Crossing Cardinal Luis Ladaria Ferrer, Prefect of the Congregation for the Doctrine of the Faith, who had previously been in charge of revising his texts, he asked him if he was still a suspect.

“He told me that there was no problem since I was there as an expert!”

‘We share the same culture as the Pope’
Even if it was less political, Indian theology has indeed been challenged for its links with the theology of liberation, which allowed it to emerge in the context of the Latin American growth that followed the Second Vatican Council and the Medellin Conference (1968). With strong tensions, especially under John Paul II.

“The context was special: in the middle of the Cold War, the fear of communism was stronger than anything else. It’s very different today,” explained Fr Adelson Araujo dos Santos, a Brazilian Jesuit from the Amazon and a professor at the Gregorian University.

These debates also allowed the theological maturation of the Latin American Church, expressed in 2007 at the Aparecida conference in Brazil.
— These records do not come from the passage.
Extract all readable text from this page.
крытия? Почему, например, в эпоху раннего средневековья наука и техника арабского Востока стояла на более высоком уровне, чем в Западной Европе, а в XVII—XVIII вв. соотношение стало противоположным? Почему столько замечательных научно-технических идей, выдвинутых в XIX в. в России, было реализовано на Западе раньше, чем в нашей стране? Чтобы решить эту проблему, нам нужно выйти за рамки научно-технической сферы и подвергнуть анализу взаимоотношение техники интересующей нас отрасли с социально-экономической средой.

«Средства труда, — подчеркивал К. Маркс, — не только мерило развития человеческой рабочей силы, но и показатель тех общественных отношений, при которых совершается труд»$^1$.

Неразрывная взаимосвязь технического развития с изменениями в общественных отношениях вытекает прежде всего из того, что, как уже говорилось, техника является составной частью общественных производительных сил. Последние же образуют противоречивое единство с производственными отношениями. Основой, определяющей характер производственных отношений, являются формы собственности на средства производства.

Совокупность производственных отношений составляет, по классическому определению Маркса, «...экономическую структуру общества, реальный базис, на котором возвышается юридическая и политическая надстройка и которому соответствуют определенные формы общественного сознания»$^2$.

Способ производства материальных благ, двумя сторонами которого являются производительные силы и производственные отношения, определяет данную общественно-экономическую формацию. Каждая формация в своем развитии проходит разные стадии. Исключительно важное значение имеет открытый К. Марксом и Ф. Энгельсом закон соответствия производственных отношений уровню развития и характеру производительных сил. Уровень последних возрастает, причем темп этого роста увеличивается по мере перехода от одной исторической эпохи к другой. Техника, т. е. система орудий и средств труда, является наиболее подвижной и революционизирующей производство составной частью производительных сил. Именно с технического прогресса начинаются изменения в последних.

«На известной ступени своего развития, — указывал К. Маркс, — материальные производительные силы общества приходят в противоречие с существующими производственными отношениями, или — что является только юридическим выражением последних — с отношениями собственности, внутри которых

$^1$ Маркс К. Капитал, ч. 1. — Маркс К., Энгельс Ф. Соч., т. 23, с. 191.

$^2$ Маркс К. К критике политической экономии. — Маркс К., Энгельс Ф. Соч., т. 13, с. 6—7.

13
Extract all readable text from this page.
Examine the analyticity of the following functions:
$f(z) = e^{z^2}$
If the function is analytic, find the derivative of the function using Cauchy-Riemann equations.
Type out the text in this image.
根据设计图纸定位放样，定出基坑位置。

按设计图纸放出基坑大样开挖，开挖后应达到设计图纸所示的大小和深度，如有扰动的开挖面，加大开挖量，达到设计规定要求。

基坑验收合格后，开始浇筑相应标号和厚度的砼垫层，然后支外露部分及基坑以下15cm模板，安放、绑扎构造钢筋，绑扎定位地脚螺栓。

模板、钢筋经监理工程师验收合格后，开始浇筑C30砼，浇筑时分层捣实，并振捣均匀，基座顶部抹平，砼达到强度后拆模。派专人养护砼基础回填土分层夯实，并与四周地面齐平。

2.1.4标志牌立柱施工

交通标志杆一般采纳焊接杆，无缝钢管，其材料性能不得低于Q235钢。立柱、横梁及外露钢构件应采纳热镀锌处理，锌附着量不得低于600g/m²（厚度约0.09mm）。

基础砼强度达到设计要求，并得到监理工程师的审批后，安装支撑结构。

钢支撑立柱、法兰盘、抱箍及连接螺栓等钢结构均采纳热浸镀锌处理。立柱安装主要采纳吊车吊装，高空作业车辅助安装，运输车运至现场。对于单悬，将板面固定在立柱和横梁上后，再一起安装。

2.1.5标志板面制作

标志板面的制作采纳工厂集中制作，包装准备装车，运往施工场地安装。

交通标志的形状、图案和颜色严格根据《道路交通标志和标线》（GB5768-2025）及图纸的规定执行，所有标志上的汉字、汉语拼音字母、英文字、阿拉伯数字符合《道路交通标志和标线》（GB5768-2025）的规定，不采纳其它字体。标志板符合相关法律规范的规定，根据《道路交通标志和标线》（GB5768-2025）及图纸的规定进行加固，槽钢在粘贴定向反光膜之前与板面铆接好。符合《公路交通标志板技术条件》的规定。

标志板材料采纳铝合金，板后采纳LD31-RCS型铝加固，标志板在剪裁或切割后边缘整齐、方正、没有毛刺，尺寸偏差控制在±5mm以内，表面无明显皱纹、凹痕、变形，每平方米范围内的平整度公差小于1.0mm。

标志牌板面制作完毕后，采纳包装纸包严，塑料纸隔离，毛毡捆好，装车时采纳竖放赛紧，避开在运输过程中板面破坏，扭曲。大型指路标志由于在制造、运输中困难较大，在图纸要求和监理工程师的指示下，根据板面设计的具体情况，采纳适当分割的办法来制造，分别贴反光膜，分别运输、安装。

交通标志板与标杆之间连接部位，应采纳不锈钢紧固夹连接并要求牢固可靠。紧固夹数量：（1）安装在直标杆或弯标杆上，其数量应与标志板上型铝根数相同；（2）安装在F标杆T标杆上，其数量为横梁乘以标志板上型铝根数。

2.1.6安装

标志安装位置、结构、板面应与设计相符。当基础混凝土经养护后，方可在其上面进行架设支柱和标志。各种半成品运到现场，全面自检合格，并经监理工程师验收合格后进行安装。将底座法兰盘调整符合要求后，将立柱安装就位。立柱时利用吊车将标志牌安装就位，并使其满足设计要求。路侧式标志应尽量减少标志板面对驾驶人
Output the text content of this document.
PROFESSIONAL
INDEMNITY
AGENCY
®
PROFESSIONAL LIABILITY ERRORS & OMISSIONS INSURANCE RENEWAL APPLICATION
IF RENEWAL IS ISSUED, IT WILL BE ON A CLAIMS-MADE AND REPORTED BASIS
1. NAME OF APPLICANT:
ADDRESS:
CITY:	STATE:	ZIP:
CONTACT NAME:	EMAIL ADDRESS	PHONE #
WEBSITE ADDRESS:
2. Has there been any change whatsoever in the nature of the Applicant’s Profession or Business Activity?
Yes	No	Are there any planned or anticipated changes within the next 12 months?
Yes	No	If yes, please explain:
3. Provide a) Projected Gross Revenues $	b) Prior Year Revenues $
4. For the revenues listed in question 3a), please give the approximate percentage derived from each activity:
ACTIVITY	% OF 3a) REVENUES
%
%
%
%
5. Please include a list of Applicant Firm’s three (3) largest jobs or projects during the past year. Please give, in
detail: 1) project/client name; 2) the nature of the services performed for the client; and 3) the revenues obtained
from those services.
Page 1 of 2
The final document was written under the chairmanship of the Archbishop of Buenos Aires, a certain Jorge Mario Bergoglio.

Six years later, the Argentine Jesuit became the first pope from the New World; and six years later, he summoned cardinals, bishops, priests and Latin American laity to the Vatican for a Synod on the Amazon.

“The fact that we share the same culture as the pope makes the dialogue very fluid: with Francis, we speak from the heart!” said Bishop Eugenio Coter of Pando (Bolivia), in the Spanish language that has dominated the debates.

‘Speak to the whole Church’
Like other participants in the Synod, he rejoiced at this “moment of light” for a Church that had long been considered peripheral, even though it united about 40 per cent of all the Catholics in the world.

“After all, this is the whole theological mission of Francis: to put the periphery at the centre,” said Fr Roberto Jaramillo, a Colombian Jesuit and president of the Conference of Provincials of Latin America (CPAL). “Not to become a new centre, but to speak to the whole Church.”

While Europeans are a large minority in the Synod, which has only about 15 members of the Curia, some “tensions”, “reticence” and “misunderstandings” have been felt, according to several participants.

‘I feel a lot of respect for us’
“A week after the beginning of the work, some Vatican priests were still asking me: why a Synod on the Amazon?,” said Araujo dos Santos, who has been living in Rome for two years.

“There are no negative intentions but Eurocentrism remains strong in the Church. The Roman priests are not used to our Latin American religiosity, which is very festive, and sometimes feel like a devaluation of our faith.”

Fr Jaramillo disagrees, however. “We are not seen as parrots from the tropics,” he insisted. “I feel a great deal of respect for us, perhaps thanks to our many martyrs, and the experience of our basic ecclesial communities, which has been important for the whole Church.”

What all these participants can agree on is that this Synod is a “starting point” toward a Church that is more attentive to experiences in the field.